Henry Clay’s Coffin: The Politics of Death and Material Culture
Sunday, January 4, 2015
2nd Floor Promenade (New York Hilton)
When Senator Henry Clay died in 1852, his Washington DC funeral was followed by weeks of commemoration as his body traveled around the United States on its way to burial in Lexington, Century. This poster explores how the material culture of Henry Clay's death, particularly how his elaborate coffin, links to major themes in mid-nineteenth-century U.S. history: spectacular political conflict, the development of popular culture, and the advent of consumer culture.
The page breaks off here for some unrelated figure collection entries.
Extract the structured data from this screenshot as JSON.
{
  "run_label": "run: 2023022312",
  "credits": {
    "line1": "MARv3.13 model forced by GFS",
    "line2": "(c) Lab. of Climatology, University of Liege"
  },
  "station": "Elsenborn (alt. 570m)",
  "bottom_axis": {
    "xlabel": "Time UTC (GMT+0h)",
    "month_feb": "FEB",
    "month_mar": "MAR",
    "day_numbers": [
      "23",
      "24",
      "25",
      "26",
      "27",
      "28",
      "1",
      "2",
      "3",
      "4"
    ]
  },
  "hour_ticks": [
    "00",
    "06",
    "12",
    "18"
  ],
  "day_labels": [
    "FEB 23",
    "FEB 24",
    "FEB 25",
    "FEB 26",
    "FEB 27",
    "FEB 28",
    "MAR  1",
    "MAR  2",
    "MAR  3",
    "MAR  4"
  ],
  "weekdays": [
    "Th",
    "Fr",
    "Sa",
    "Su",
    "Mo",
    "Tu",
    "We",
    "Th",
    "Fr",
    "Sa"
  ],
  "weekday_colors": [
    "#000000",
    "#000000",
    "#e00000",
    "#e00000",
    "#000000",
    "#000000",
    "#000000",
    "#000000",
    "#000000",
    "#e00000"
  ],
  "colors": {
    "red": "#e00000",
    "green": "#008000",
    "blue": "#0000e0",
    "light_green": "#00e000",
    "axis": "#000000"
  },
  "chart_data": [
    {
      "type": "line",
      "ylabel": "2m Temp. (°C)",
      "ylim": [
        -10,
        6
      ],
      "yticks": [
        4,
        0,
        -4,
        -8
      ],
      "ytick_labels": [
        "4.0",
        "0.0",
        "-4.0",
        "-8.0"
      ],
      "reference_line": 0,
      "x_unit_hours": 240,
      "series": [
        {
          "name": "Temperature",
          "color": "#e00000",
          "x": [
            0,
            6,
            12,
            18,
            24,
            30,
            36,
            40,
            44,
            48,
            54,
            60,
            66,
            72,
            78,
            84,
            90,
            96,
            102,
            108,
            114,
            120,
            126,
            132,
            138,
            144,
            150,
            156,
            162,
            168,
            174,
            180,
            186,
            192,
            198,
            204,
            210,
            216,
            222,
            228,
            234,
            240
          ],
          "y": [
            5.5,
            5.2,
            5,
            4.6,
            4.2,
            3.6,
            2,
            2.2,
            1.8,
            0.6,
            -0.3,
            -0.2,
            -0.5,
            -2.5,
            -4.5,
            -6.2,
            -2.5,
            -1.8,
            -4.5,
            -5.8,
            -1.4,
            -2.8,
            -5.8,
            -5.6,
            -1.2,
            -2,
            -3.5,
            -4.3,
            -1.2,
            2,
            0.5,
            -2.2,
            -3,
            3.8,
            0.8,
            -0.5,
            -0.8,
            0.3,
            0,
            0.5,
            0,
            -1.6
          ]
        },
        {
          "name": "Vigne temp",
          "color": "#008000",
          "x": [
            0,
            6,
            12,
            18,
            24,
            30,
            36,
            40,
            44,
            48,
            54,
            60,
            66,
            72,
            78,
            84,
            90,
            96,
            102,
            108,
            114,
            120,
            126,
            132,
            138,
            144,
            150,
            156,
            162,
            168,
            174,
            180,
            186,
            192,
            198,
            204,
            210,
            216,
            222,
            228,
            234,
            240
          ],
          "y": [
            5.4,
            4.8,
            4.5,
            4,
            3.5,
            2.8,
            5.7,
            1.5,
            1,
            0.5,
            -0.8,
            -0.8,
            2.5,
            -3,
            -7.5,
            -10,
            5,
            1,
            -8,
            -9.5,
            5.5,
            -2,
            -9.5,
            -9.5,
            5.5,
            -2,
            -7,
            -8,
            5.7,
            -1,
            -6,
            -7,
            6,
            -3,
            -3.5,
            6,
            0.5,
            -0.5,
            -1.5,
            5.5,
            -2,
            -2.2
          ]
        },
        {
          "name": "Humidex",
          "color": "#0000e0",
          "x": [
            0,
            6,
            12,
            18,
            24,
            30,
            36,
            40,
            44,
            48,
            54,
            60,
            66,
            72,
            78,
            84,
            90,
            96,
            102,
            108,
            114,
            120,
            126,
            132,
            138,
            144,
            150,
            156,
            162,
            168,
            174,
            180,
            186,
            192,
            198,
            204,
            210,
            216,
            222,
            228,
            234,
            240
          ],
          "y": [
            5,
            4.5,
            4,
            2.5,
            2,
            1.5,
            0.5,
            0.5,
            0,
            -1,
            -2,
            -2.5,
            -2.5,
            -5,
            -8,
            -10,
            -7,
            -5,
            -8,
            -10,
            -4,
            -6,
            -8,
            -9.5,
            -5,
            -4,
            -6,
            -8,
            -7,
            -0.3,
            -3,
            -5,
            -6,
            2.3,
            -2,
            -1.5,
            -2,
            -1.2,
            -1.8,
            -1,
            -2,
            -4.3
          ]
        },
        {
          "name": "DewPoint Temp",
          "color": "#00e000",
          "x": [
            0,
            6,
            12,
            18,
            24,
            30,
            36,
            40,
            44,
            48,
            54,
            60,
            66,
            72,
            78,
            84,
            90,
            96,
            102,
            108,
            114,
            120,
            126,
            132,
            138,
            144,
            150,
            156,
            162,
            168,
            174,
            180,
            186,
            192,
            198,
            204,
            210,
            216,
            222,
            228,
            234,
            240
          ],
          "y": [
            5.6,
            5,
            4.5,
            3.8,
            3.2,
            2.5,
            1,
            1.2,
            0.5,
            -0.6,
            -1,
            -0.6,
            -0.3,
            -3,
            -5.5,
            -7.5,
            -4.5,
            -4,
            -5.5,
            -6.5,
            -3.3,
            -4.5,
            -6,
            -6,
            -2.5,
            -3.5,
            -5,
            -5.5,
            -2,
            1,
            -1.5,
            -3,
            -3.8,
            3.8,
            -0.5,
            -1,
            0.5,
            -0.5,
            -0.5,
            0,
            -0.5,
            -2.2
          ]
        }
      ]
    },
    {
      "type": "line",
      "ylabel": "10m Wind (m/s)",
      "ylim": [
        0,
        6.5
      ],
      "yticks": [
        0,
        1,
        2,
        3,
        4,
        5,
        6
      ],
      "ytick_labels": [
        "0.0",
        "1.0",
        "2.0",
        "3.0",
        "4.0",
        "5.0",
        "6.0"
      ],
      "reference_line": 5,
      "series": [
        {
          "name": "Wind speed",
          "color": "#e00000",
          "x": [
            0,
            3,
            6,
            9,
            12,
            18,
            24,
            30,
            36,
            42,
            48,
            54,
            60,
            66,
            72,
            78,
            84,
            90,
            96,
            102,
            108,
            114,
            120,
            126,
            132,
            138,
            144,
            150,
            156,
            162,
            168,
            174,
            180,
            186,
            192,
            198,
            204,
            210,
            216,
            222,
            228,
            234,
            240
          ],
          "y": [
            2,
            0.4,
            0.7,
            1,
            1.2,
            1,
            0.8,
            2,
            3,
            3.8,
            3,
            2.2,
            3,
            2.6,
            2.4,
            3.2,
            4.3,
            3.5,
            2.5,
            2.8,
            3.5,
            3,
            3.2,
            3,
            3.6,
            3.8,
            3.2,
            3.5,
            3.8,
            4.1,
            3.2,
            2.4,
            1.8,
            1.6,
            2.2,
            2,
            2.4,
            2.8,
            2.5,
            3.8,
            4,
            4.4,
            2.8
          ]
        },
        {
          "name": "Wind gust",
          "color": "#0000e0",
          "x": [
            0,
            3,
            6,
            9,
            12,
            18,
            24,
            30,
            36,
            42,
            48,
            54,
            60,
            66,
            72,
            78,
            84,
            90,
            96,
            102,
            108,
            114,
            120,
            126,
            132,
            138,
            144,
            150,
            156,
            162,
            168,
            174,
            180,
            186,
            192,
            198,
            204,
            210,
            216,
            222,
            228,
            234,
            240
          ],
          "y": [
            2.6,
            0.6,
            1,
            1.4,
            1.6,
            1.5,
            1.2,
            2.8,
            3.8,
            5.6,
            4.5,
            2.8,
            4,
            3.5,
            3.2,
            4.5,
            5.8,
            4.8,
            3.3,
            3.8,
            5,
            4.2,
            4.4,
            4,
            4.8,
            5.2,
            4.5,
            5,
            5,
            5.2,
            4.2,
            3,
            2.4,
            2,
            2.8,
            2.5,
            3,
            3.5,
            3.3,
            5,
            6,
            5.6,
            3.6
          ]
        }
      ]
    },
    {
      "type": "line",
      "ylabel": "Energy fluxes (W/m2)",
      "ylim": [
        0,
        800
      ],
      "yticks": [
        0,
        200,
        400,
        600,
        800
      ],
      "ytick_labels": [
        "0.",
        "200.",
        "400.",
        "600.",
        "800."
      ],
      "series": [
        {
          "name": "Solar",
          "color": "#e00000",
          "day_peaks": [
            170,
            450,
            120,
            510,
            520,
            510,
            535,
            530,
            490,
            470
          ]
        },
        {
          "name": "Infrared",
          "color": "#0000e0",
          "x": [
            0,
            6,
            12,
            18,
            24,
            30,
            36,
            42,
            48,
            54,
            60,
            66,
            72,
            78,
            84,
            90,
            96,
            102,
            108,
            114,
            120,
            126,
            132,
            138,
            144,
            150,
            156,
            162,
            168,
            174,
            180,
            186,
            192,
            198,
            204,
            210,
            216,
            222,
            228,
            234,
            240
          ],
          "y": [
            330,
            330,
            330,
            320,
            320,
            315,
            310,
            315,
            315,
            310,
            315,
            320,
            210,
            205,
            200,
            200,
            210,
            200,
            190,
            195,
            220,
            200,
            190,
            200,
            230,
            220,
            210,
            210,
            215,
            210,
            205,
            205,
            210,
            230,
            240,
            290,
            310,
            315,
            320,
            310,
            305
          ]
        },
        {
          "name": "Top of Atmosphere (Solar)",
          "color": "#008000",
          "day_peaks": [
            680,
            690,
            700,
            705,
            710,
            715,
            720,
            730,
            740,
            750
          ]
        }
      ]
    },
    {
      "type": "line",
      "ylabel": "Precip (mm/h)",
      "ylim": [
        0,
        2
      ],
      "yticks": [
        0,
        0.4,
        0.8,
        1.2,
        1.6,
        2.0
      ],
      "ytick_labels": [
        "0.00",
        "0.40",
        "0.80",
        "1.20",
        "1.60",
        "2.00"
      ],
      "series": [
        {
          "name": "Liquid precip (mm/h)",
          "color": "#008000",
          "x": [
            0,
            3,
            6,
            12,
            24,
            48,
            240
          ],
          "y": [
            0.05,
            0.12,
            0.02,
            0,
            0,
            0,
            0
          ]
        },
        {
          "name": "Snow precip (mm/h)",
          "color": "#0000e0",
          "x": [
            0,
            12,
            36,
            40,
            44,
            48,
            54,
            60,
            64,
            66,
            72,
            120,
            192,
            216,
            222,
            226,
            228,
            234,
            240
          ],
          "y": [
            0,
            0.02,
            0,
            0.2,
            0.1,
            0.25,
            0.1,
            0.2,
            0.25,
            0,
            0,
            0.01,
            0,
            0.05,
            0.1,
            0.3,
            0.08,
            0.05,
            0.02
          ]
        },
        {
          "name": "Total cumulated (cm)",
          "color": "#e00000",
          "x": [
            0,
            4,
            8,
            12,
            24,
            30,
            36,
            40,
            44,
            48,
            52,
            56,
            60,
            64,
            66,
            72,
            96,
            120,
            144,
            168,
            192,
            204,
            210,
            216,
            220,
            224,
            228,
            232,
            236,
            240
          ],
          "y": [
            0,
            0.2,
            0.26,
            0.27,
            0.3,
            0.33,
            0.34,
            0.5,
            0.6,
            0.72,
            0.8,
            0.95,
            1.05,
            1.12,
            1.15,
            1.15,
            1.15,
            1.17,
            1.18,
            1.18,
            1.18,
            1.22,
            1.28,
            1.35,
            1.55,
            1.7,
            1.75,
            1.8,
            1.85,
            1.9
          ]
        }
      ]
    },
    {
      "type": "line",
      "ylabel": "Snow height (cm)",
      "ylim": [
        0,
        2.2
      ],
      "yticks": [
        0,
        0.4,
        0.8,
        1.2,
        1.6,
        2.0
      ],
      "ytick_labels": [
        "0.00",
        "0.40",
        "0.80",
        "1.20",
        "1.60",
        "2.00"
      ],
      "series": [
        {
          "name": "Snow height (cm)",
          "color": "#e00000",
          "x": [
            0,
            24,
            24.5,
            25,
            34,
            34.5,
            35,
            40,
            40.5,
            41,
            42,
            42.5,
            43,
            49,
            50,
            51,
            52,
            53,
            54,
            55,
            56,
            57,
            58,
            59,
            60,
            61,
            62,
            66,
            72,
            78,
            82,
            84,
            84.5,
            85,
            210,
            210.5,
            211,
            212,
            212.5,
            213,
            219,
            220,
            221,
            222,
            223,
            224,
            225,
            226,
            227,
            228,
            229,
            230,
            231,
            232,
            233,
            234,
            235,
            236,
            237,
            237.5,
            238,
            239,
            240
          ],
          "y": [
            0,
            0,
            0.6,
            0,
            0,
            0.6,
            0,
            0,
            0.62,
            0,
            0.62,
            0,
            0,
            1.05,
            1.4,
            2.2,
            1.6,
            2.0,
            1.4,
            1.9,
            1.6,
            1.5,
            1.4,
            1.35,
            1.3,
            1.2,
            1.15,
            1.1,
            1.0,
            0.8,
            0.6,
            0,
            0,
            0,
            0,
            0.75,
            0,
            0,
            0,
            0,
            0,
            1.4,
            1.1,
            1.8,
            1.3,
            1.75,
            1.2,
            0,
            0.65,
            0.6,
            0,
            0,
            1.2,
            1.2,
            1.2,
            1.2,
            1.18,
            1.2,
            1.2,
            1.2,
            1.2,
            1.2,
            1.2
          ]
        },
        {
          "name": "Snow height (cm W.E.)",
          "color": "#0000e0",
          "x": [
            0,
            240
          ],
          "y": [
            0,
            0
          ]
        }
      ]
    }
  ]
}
Many mourners for Henry Clay worried that his death marked the death of compromise, an opportunity for the sectional political conflicts of the 1850s to worsen. Clay's corpse was paraded through major northern cities in an elaborate version of a recent invention, the Fisk's patent coffin, a metal coffin intended to prevent the decay of bodily remains. The press focused public attention on the state of Clay's body and on the material conditions of the coffin, as tens of thousands of readers followed his progress and tens of thousands more came out in person to celebrate the deceased senator. The poster will analyze how descriptions of Clay's coffin, and related descriptions of his corpse, transformed his death into a political spectacle. Would Clay's bodily decay mirror the threatened decay of national Union? Clay's coffin, itself, became the subject of public fascination, in part because Fisk's used Clay's death as a marketing opportunity. Using a wide array of visual and textual sources including newspapers, songs, pamphlets, engravings, catalogues, manuscripts, and more, this research connects material culture to popular political culture and to a growing body of scholarship on the culture of mourning and death. Henry Clay's coffin turns out to be a surprisingly interesting, if morbid, way of examining the coming of the U.S. Civil War.